Biotechnology will ''increase Uganda's GDP''

May 23, 2015

State minister Fred Omach believes that Uganda''s GDP can add 2% on the average annual 7% if biotechnology is embraced.


By Christopher Bendana

KAMPALA - Uganda’s economy will make economic strides when Uganda embraces biotechnology, says Fred Omach, the minister of state for general duties in the ministry of finance.

He believes that the country’s GDP can add another 2% on the average annual 7% if biotechnology, including genetic engineering, is embraced.

There are several businesses already using biotechnology from the traditional ones like beer companies to the modern ones like Agro-Genetic Laboratories and BioCrops engaged in tissue culture to produce banana plantlets.
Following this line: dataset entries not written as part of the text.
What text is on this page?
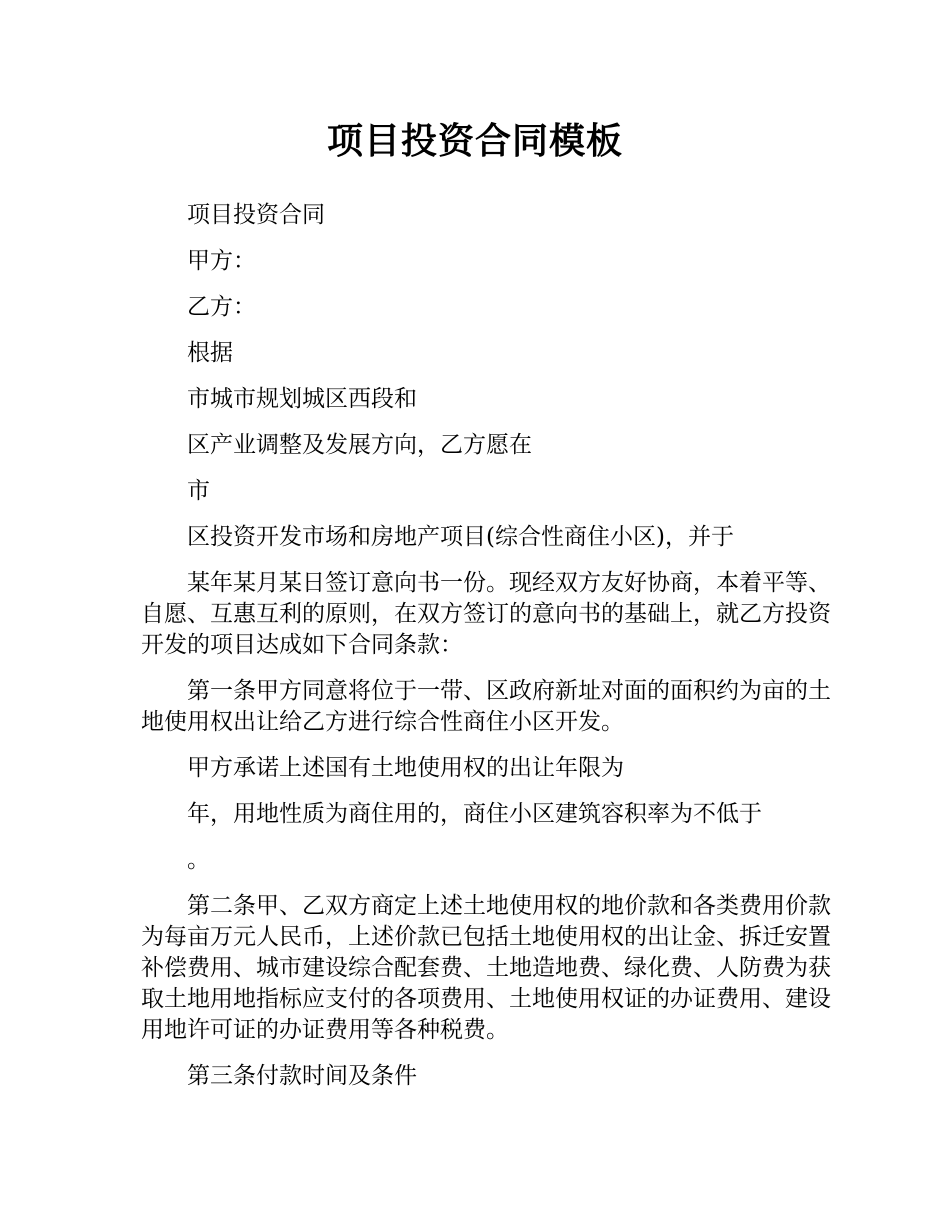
项目投资合同模板

项目投资合同

甲方：

乙方：

根据

市城市规划城区西段和

区产业调整及发展方向，乙方愿在

市

区投资开发市场和房地产项目(综合性商住小区)，并于

某年某月某日签订意向书一份。现经双方友好协商，本着平等、自愿、互惠互利的原则，在双方签订的意向书的基础上，就乙方投资开发的项目达成如下合同条款：

第一条甲方同意将位于一带、区政府新址对面的面积约为亩的土地使用权出让给乙方进行综合性商住小区开发。

甲方承诺上述国有土地使用权的出让年限为

年，用地性质为商住用的，商住小区建筑容积率为不低于

。

第二条甲、乙双方商定上述土地使用权的地价款和各类费用价款为每亩万元人民币，上述价款已包括土地使用权的出让金、拆迁安置补偿费用、城市建设综合配套费、土地造地费、绿化费、人防费为获取土地用地指标应支付的各项费用、土地使用权证的办证费用、建设用地许可证的办证费用等各种税费。

第三条付款时间及条件
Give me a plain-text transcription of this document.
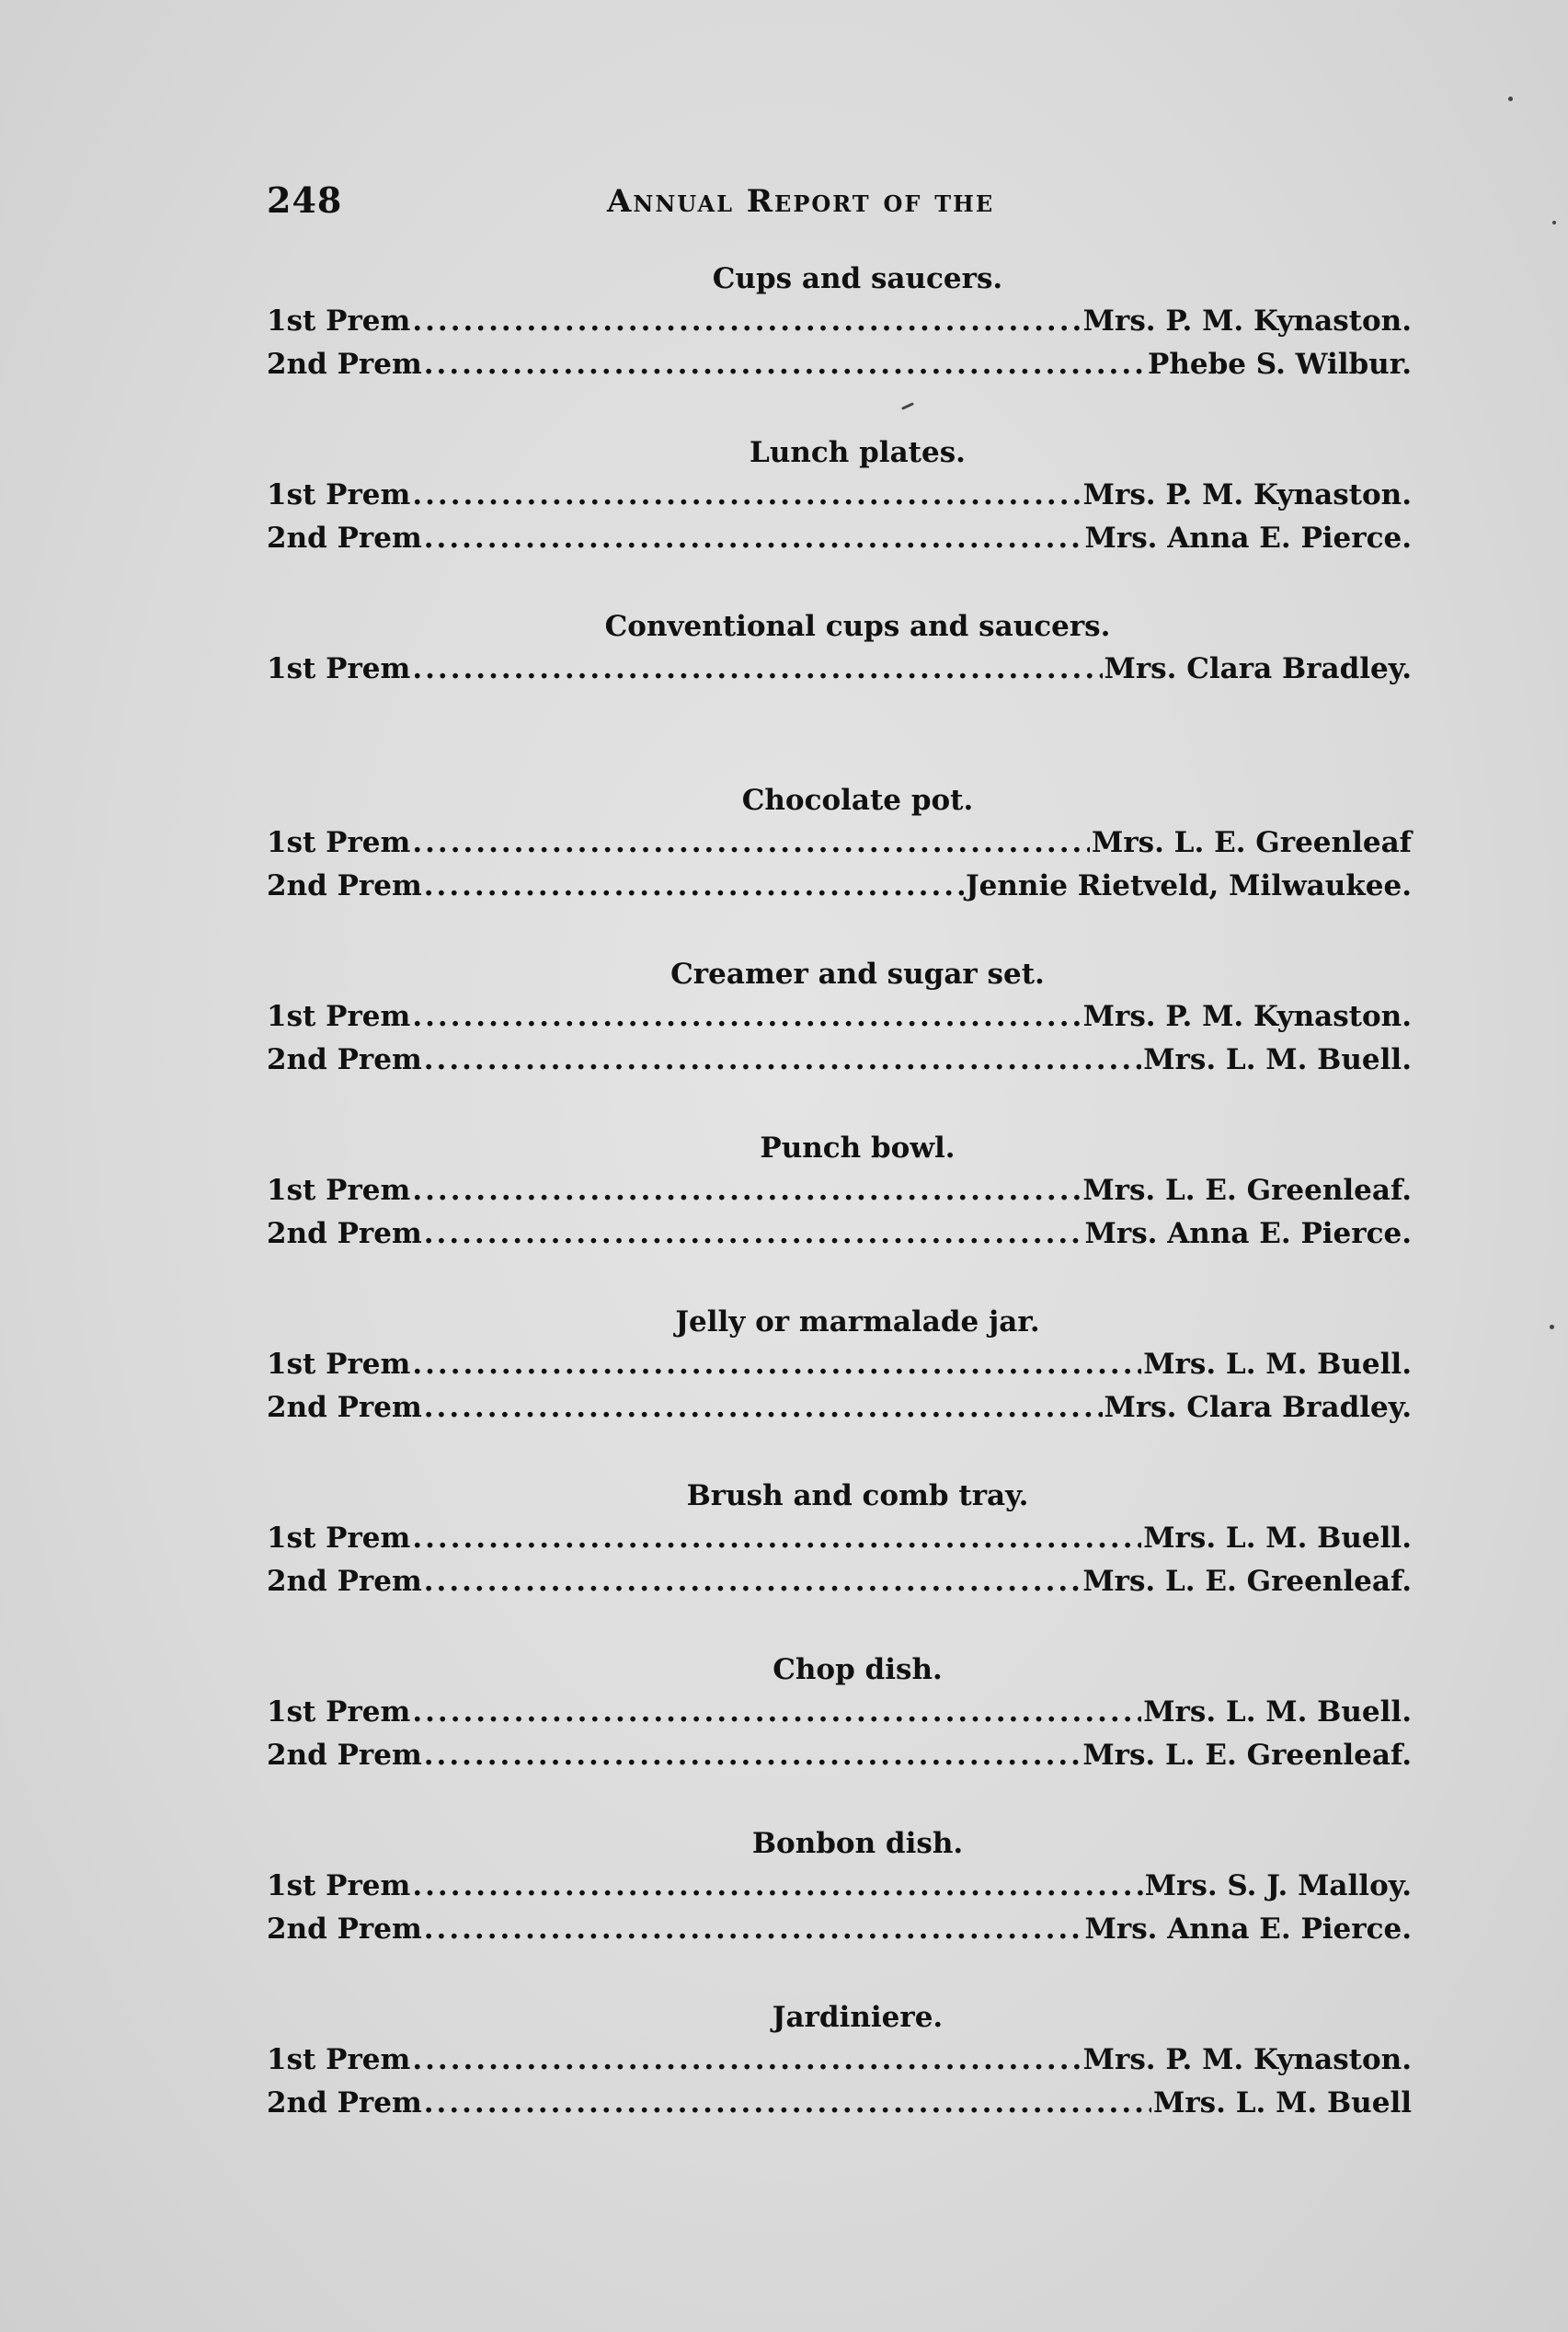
248	Annual Report of the
Cups and saucers.
1st Prem .....	Mrs. P. M. Kynaston.
2nd Prem .....	Phebe S. Wilbur.
Lunch plates.
1st Prem .....	Mrs. P. M. Kynaston.
2nd Prem .....	Mrs. Anna E. Pierce.
Conventional cups and saucers.
1st Prem .....	Mrs. Clara Bradley.
Chocolate pot.
1st Prem .....	Mrs. L. E. Greenleaf
2nd Prem .....	Jennie Rietveld, Milwaukee.
Creamer and sugar set.
1st Prem .....	Mrs. P. M. Kynaston.
2nd Prem .....	Mrs. L. M. Buell.
Punch bowl.
1st Prem .....	Mrs. L. E. Greenleaf.
2nd Prem .....	Mrs. Anna E. Pierce.
Jelly or marmalade jar.
1st Prem .....	Mrs. L. M. Buell.
2nd Prem .....	Mrs. Clara Bradley.
Brush and comb tray.
1st Prem .....	Mrs. L. M. Buell.
2nd Prem .....	Mrs. L. E. Greenleaf.
Chop dish.
1st Prem .....	Mrs. L. M. Buell.
2nd Prem .....	Mrs. L. E. Greenleaf.
Bonbon dish.
1st Prem .....	Mrs. S. J. Malloy.
2nd Prem .....	Mrs. Anna E. Pierce.
Jardiniere.
1st Prem .....	Mrs. P. M. Kynaston.
2nd Prem .....	Mrs. L. M. Buell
Omach, who was opening the Uganda Biotechnology and Biosafety Consortium (UBBC) stakeholders’ conference at Serena Hotel in Kampala, said that the Biotechnology and Biosafety Bill – currently under review in parliament – would have been passed in 2004 at latest, since the country ratified the Cartagena Protocol in 2001.

The bill is intended to regulate research, development and promotion of biotechnology in the country.

UBBC is a coalition of scientists, policy makers, private sector leaders, and civil societies engaged in biotechnology.

Beatrice Anywar, Kigum woman MP (pictured below) and shadow minister for water and environment said the wind of technology was blowing and that the country needed to be prepared so as not to be left out.

She said the technology would help reduce the intensity of spraying using pesticides.
 


Plant breeders using genetic engineering have bred crop varieties that are resistant to pests and diseases hence the need for less pesticides.

She also called upon the president to champion the piece of legislation.

“This is a government bill, let the government own it in words and actions.”

Meanwhile, Samuel Opio, the secretary general of Pharmaceutical Society of Uganda, revealed huge opportunities to plant breeders in maize starch and eucalyptus trees.

“We import a lot of maize starch to use in the pharmaceutical industry from the United States as their maize has more starch content than the one here,” he said.

“There are opportunities to develop GM [genetically modified] varieties of such maize.”

Denis Kyetere, the executive director of the African Agricultural Technology Foundation based in Nairobi and a former director general of the National Agriculture organization, said that tomorrow’s world population can’t be feed using yesterday’s technology.

Uganda’s population is expected to reach 100 million by 2050, according to United Nations (UN).